Looking at this you need a lot of Fermaid O. I don't mind spending the money if it gets the best results. Using some Fermaid K or DAP would cut back on the nutrients needed but would the quality of the finished product suffer?


----------



## sour_grapes (Oct 26, 2014)

Things aren't adding up? Seth came up with 66 and you came up with 70 g. Sounds the same to me.

Of course, the actual (small) difference is that there are not 8 L in 2 gallons, but only 7.57 L. With that figure, you get 66.2 g.


----------



## seth8530 (Oct 26, 2014)

Yup, thumps up to both of you.


----------



## booboo (Oct 26, 2014)

sour_grapes said:


> Things aren't adding up? Seth came up with 66 and you came up with 70 g. Sounds the same to me.
> 
> Of course, the actual (small) difference is that there are not 8 L in 2 gallons, but only 7.57 L. With that figure, you get 66.2 g.

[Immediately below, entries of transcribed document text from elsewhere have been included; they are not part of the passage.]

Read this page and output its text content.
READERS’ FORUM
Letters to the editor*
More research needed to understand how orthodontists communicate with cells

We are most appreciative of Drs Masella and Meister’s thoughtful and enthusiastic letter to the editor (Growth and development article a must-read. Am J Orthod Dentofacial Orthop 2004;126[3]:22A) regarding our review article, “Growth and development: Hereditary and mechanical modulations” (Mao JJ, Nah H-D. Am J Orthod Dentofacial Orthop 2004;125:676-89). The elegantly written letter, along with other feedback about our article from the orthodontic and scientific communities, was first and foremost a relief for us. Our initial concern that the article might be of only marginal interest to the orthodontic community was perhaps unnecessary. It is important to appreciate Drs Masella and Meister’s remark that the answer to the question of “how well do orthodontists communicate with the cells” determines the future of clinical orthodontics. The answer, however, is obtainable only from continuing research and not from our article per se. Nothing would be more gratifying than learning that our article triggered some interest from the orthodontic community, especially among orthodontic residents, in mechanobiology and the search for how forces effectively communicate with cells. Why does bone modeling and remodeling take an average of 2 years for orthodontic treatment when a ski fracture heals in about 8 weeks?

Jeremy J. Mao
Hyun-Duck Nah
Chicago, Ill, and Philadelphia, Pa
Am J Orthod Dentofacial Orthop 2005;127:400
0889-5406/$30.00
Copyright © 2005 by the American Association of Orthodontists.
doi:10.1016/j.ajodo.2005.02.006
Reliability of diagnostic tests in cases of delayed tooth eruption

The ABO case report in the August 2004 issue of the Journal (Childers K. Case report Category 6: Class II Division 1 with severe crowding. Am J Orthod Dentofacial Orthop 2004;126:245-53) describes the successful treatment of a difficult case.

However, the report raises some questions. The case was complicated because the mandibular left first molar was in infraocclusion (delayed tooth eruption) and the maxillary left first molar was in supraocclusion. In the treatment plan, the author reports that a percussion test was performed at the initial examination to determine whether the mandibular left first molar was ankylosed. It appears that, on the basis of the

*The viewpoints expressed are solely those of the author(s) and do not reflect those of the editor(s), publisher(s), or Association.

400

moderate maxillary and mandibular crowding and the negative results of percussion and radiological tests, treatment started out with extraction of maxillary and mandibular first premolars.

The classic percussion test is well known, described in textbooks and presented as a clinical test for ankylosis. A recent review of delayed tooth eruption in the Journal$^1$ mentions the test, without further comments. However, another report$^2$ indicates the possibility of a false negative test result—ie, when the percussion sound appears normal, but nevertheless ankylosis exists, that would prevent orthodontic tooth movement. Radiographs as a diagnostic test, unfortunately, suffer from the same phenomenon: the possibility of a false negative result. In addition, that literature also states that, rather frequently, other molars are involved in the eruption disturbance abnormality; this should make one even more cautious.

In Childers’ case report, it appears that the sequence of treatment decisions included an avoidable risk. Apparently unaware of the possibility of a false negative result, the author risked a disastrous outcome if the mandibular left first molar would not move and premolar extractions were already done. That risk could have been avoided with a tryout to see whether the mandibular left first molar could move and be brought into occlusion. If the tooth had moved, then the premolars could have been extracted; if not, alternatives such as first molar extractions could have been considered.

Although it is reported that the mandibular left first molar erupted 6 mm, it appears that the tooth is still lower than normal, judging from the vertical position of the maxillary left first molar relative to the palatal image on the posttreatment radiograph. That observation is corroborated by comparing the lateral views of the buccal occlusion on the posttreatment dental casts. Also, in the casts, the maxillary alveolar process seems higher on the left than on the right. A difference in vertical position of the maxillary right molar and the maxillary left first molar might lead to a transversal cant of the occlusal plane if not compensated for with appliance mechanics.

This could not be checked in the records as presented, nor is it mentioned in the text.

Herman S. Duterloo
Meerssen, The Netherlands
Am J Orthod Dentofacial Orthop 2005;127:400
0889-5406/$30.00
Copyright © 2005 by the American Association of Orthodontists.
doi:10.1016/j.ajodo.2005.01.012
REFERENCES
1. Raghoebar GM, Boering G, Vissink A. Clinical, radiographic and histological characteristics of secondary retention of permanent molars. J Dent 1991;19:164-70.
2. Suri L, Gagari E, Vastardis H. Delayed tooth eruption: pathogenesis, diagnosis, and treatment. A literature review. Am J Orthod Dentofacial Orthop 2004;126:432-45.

Yea, I figured the small difference didn't matter. I was unaware that there wasn't exactly 4L in a gallon.


----------



## seth8530 (Oct 26, 2014)

Yup, quarts and liters are different units of measure. It is not uncommon for people to equate them, but they really are not the same and sometimes it can bite you depending on what you are doing.


----------



## booboo (Nov 2, 2014)

I just started a batch of mead with just honey and water. The starting brix is 20. Should I reduce the YAN requirements for the lower starting brix? I was thinking 250 rather than the 350 used in a 25 brix must.


----------



## seth8530 (Nov 2, 2014)

Eh, I would go for 300. Kind of arbitrary, but a little high is better than low.


----------